Ibrida Festival, premiazione di Gianluca Abbate, ph. George Matei, courtesy Ibrida Festival
With Fallen Houses, Gianluca Abbate continues his investigation into the poetic and conceptual possibilities of digital editing, creating a symbiosis between architecture and body. The buildings here are not scenography but living presences: from them oversized human figures emerge, as if the city were returning to light the stories that inhabit it. The technical virtuosity of cutouts and layering constructs a visual vertigo, where the real and the artificial merge. The architectures become metaphors for a compressed humanity ready to re-emerge, amid allusions to earthquakes, wars and migrations. The urban landscape comes alive with bodies trying to escape the rigidity of structures, as if stone and concrete, tired of containing, decided to expel life. It is a video that translates the precariousness of our time into a visual language of great precision and lyricism, capable of colliding the aesthetics of digital perfection with human fragility.

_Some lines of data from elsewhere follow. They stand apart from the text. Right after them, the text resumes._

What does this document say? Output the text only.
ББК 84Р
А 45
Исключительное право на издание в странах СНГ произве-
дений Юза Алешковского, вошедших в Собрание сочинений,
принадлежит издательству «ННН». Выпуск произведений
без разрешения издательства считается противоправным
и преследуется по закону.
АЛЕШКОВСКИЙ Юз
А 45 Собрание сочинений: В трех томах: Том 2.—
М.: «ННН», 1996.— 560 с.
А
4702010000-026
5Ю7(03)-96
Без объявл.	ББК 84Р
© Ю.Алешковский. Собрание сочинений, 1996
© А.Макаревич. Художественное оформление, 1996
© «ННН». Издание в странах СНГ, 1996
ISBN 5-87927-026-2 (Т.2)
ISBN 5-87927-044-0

Gianluca Abbate, “Fallen Houses”, 2024, documentary, 15 min., video still, courtesy of the artist and Ibrida Festival
Emanuela Zanon: In Fallen Houses, bodies seem to emerge from architectures as personifications of repressed memories: where does this vision come from?
Gianluca Abbate: After a long time, I realized that buildings appear in all my works. At a certain point, I asked myself why. Even in Panorama, for example, which is a short film set in an imaginary city, the idea was suggested to me by the cities themselves: by their infrastructures, streets, tram rails. All these elements create a sort of “direction of the gaze”, as if the city itself had a precise way of showing itself, of being framed. If we think about it, observing the urban landscape from a tram window, the visual path will always be the same, the city offers us its own staging. In Fallen Houses, the same suggestion continues, focusing more closely on the architectures that in Panorama were part of the landscape. For a long time, I had the intuition that our eyes were like windows through which we observe the world. During lockdown, this sensation intensified: I could only see the outside through my home windows, and I began to imagine that buildings could have eyes, ears, lungs, a body. Notice this: when something unpleasant happens in an apartment building, the entire building somehow feels it. Even if the event concerns only one apartment, it seems that the entire building bears the weight, as if there existed a kind of collective condominium unconscious that binds everyone into a single body-architecture. Then came my father’s illness. One day, going to visit him in the hospital, I saw his destroyed body, as if it were a collapsed building. I told him: “Dad, you look like someone who jumped with a parachute and the parachute didn’t open”. In that moment, I perceived the fragility of the human body, which for me coincided with my father, family, home, everything that was giving way. This short circuit brought me back to a childhood memory: my father’s account of the Irpinia earthquake. I was only a few months old, I have no direct memory, but he told me about that night when he saw buildings bend, move, collapse. Over time, however, he lost the memory of that event, yet now that memory lives in me, through his account. It’s as if it dwells in a room of my mind, from which it observes the world through my eyes, as if they were windows.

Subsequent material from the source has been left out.